3年ほど前に熊本で「円形分水」というものを初めて見た。
「水」の権利が今よりはるかに重要だった昔、定められた比率の通り正確に水を分けるために設けられた土木施設であることにとても感銘を受けた(恥ずかしながらこの時に初めて知った)。
↓↓以下参照
https://ameblo.jp/kotobuki5430511/entry-12247253629.html
少し前に福島県内にも同種の施設があることを知り、最近2か所を見に行ったのである。
熊本では「円形分水」と表記されていたが、「円筒分水」と呼んでいるようだ。
福島市 栗本堰の円筒分水
須賀川市 安積疎水白江幹線の円筒分水
用水を一旦地下に落とし込み円筒から湧き出させ均等に配分するという構造は同じである。
熊本の分水は円筒から均等にあふれ出た水を分けていたが、こちらは円筒の側面に同型の排出口を均等に設置することで正確に分配している。

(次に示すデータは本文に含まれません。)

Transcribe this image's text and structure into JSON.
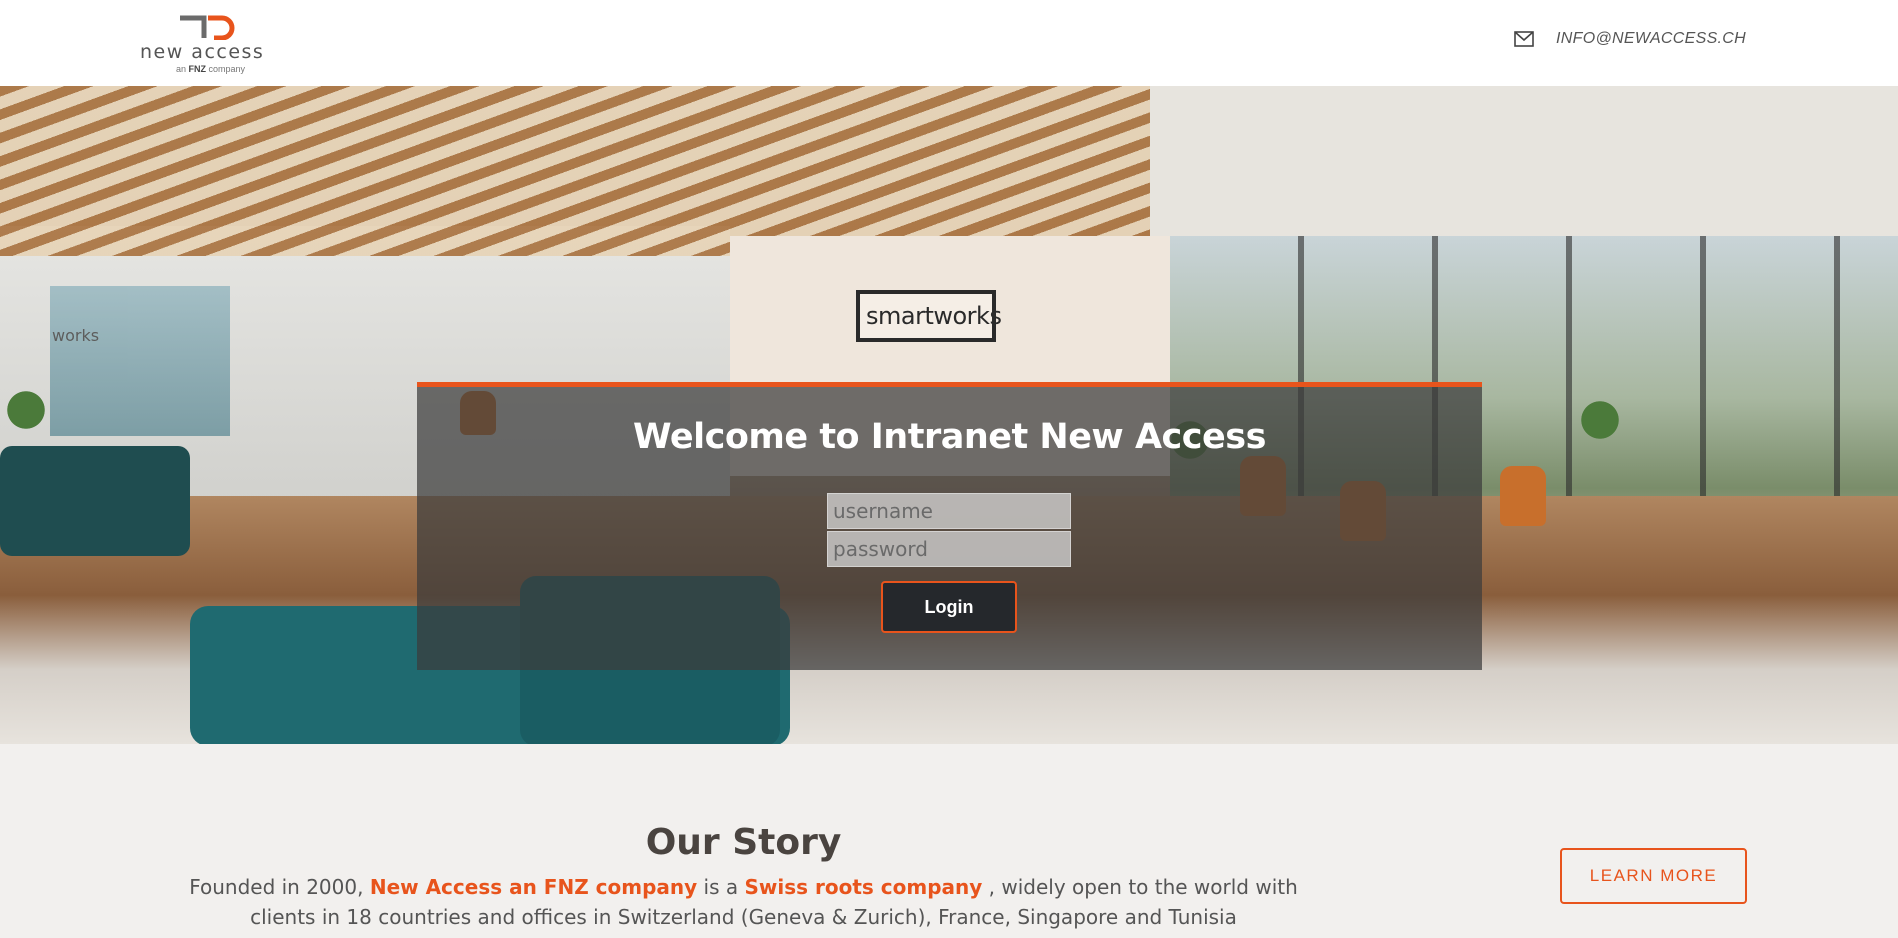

どちらも、一見して水の配分が正確に行われていることが分かることが目的の施設であることには変わらない。
水利権を巡ってさまざまな争いになっていた時代に、地域の平和を守るために活用された土木技術といえる。
これは象徴的なものであるが、あらゆる土木の技術は社会を豊かにするためのものである。
道路も、トンネルも、橋も、そのような目的で建設されるのだ。
「円筒分水」を拝見して、改めてその「基本」を実感するのである。
これを機に「円筒分水」マニアになろうかと考えたら、すでにそのような方が多数いることが分かった。このサイトは必見。いろいろ行ってみようと思う。